Beyond the Curve: Dr. Peter Lurie's Covid-19 blog

The COVID-19 pandemic has seen its fair share of boom-and-bust cycles: drugs that appear (at least to some) to be effective, only to be debunked or downgraded as stronger evidence arises. We’re not just talking about those driven by politically tainted hype, like hydroxychloroquine or ivermectin, but also more mundane fare like remdesivir and convalescent plasma. 

It seems like an age ago, but back in the halcyon early days when US deaths were numbered in thousands (over 1 million now!), attention turned to an improbable potential approach to the disease: the century-old bacilli Calmette-Guerin (BCG) vaccine, known for its use worldwide to prevent tuberculosis.
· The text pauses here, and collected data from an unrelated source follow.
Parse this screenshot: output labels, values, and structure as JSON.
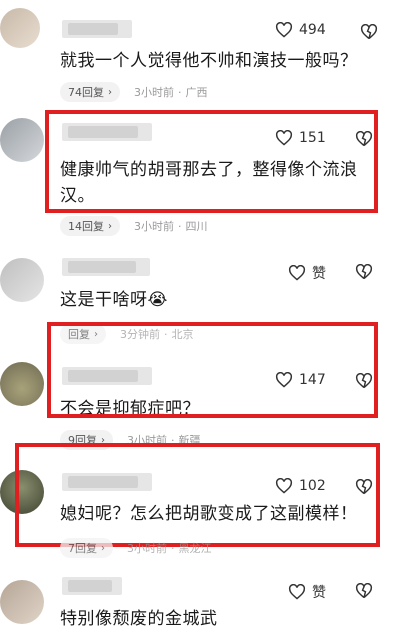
{
  "comments": [
    {
      "text": "就我一个人觉得他不帅和演技一般吗？",
      "likes": "494",
      "replies": "74回复",
      "time": "3小时前",
      "location": "广西"
    },
    {
      "text_line1": "健康帅气的胡哥那去了，整得像个流浪",
      "text_line2": "汉。",
      "likes": "151",
      "replies": "14回复",
      "time": "3小时前",
      "location": "四川"
    },
    {
      "text": "这是干啥呀",
      "emoji": "😭",
      "likes": "赞",
      "replies": "回复",
      "time": "3分钟前",
      "location": "北京"
    },
    {
      "text": "不会是抑郁症吧？",
      "likes": "147",
      "replies": "9回复",
      "time": "3小时前",
      "location": "新疆"
    },
    {
      "text": "媳妇呢？怎么把胡歌变成了这副模样！",
      "likes": "102",
      "replies": "7回复",
      "time": "3小时前",
      "location": "黑龙江"
    },
    {
      "text": "特别像颓废的金城武",
      "likes": "赞"
    }
  ],
  "icons": {
    "like": "heart-outline-icon",
    "dislike": "broken-heart-icon",
    "reply_chevron": "chevron-right-icon"
  },
  "highlight_color": "#e02020",
  "symbols": {
    "chevron": "›",
    "dot": "·"
  }
}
When TB rates plummeted in the US, the vaccine fell into disuse, but many countries with higher disease rates continued to recommend it. It’s long been held that the more general immune-enhancing characteristics of the vaccine might convey protection against diseases other than TB. Why not COVID-19? 
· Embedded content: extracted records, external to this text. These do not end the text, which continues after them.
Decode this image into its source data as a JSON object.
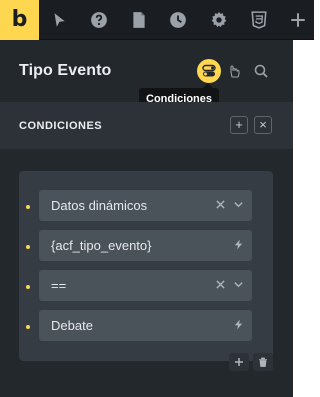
{
  "toolbar": {
    "logo_letter": "b",
    "icons": [
      "cursor-icon",
      "help-icon",
      "page-icon",
      "history-icon",
      "settings-icon",
      "html5-icon",
      "add-icon"
    ],
    "brand_color": "#ffd64f"
  },
  "header": {
    "title": "Tipo Evento",
    "icons": [
      "conditions-toggle-icon",
      "interactions-icon",
      "search-icon"
    ],
    "tooltip": "Condiciones"
  },
  "section": {
    "title": "CONDICIONES",
    "add_label": "+",
    "close_label": "×"
  },
  "conditions": [
    {
      "value": "Datos dinámicos",
      "trailing": [
        "clear-icon",
        "chevron-down-icon"
      ]
    },
    {
      "value": "{acf_tipo_evento}",
      "trailing": [
        "dynamic-data-icon"
      ]
    },
    {
      "value": "==",
      "trailing": [
        "clear-icon",
        "chevron-down-icon"
      ]
    },
    {
      "value": "Debate",
      "trailing": [
        "dynamic-data-icon"
      ]
    }
  ],
  "card_actions": [
    "add-icon",
    "trash-icon"
  ]
}
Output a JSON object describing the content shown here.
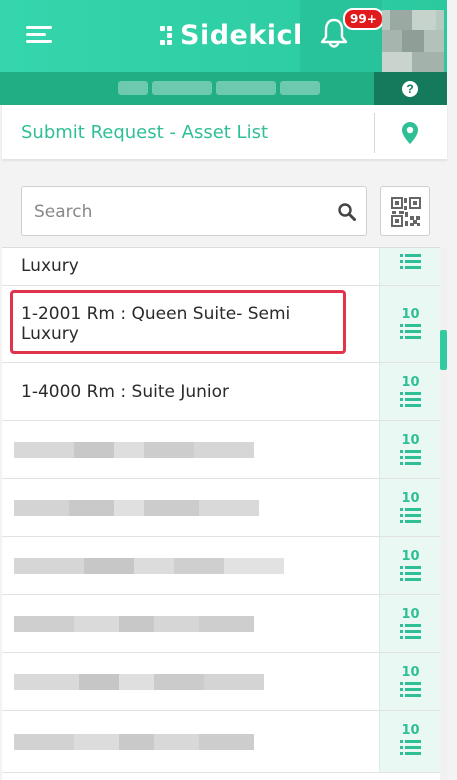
{
  "header": {
    "app_name": "Sidekick",
    "notification_badge": "99+",
    "accent_color": "#2fcfa7",
    "icons": [
      "menu-icon",
      "bell-icon",
      "help-icon"
    ]
  },
  "titlebar": {
    "title": "Submit Request - Asset List",
    "location_icon": "location-pin-icon"
  },
  "search": {
    "placeholder": "Search",
    "value": ""
  },
  "list": {
    "rows": [
      {
        "label": "Luxury",
        "count": ""
      },
      {
        "label_line1": "1-2001 Rm : Queen Suite- Semi",
        "label_line2": "Luxury",
        "count": "10"
      },
      {
        "label": "1-4000 Rm : Suite Junior",
        "count": "10"
      },
      {
        "label": "",
        "count": "10"
      },
      {
        "label": "",
        "count": "10"
      },
      {
        "label": "",
        "count": "10"
      },
      {
        "label": "",
        "count": "10"
      },
      {
        "label": "",
        "count": "10"
      },
      {
        "label": "",
        "count": "10"
      }
    ]
  }
}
In March 2020, a widely discussed preprint on the topic appeared on the scene. By correlating information on BCG vaccination policies from around the world with disease rates in those countries, the authors found that countries that never had a universal BCG policy experienced higher rates of COVID-19 infections and mortality compared to those that didn’t currently have such policies. Moreover, the older the universal BCG policy (and thus presumably the larger the proportion of the population that had been vaccinated), the lower the national COVID-19 mortality rate.  
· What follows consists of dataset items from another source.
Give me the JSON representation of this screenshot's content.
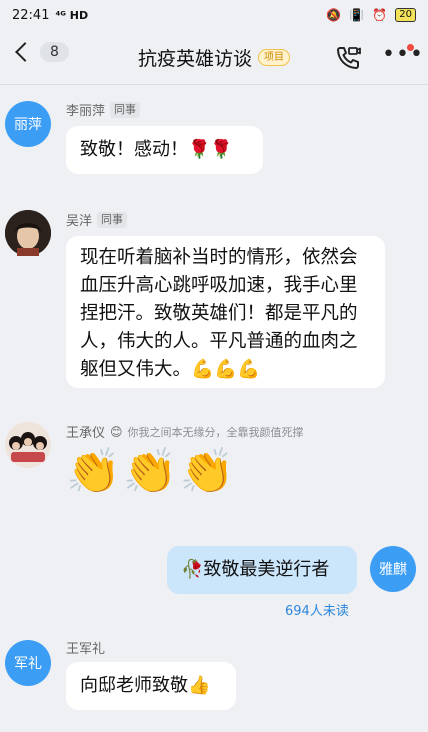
{
  "status_bar": {
    "time": "22:41",
    "network": "⁴ᴳ HD",
    "battery": "20"
  },
  "header": {
    "unread_count": "8",
    "title": "抗疫英雄访谈",
    "tag": "项目"
  },
  "messages": [
    {
      "avatar": "丽萍",
      "sender": "李丽萍",
      "role": "同事",
      "text": "致敬！感动！🌹🌹"
    },
    {
      "sender": "吴洋",
      "role": "同事",
      "text": "现在听着脑补当时的情形，依然会血压升高心跳呼吸加速，我手心里捏把汗。致敬英雄们！都是平凡的人，伟大的人。平凡普通的血肉之躯但又伟大。💪💪💪"
    },
    {
      "sender": "王承仪",
      "signature": "你我之间本无缘分，全靠我颜值死撑",
      "text": "👏👏👏"
    },
    {
      "avatar": "雅麒",
      "text": "🥀致敬最美逆行者",
      "read_status": "694人未读"
    },
    {
      "avatar": "军礼",
      "sender": "王军礼",
      "text": "向邸老师致敬👍"
    }
  ],
  "colors": {
    "accent": "#3c9df4",
    "self_bubble": "#cbe5fb",
    "background": "#eef0f3"
  }
}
This finding, which was never published in a medical journal, captured the imaginations of many observers who were desperate for effective interventions against the virus at a time when there was none. Others pointed out that the study had a design known within the ivory tower as “ecological.” This means that data are available at an aggregated level (in this case, at the country level), rather than at the individual level. Thus, there were no data on whether particular people in countries with universal BCG policies actually found themselves on the receiving end of a BCG needle or whether those who had were actually the individuals who came down with COVID-19 or died from it. Still, the finding was intriguing. 

Some colleagues (one, actually, also a brother) and I decided to assess whether the passage of time had strengthened or undermined this provocative finding. Or was the finding a mere accident of timing in which the initial spread of the disease happened to affect non-BCG countries first? We decided to replicate the authors’ methods for the nine months following the initial March 2020 assessment. 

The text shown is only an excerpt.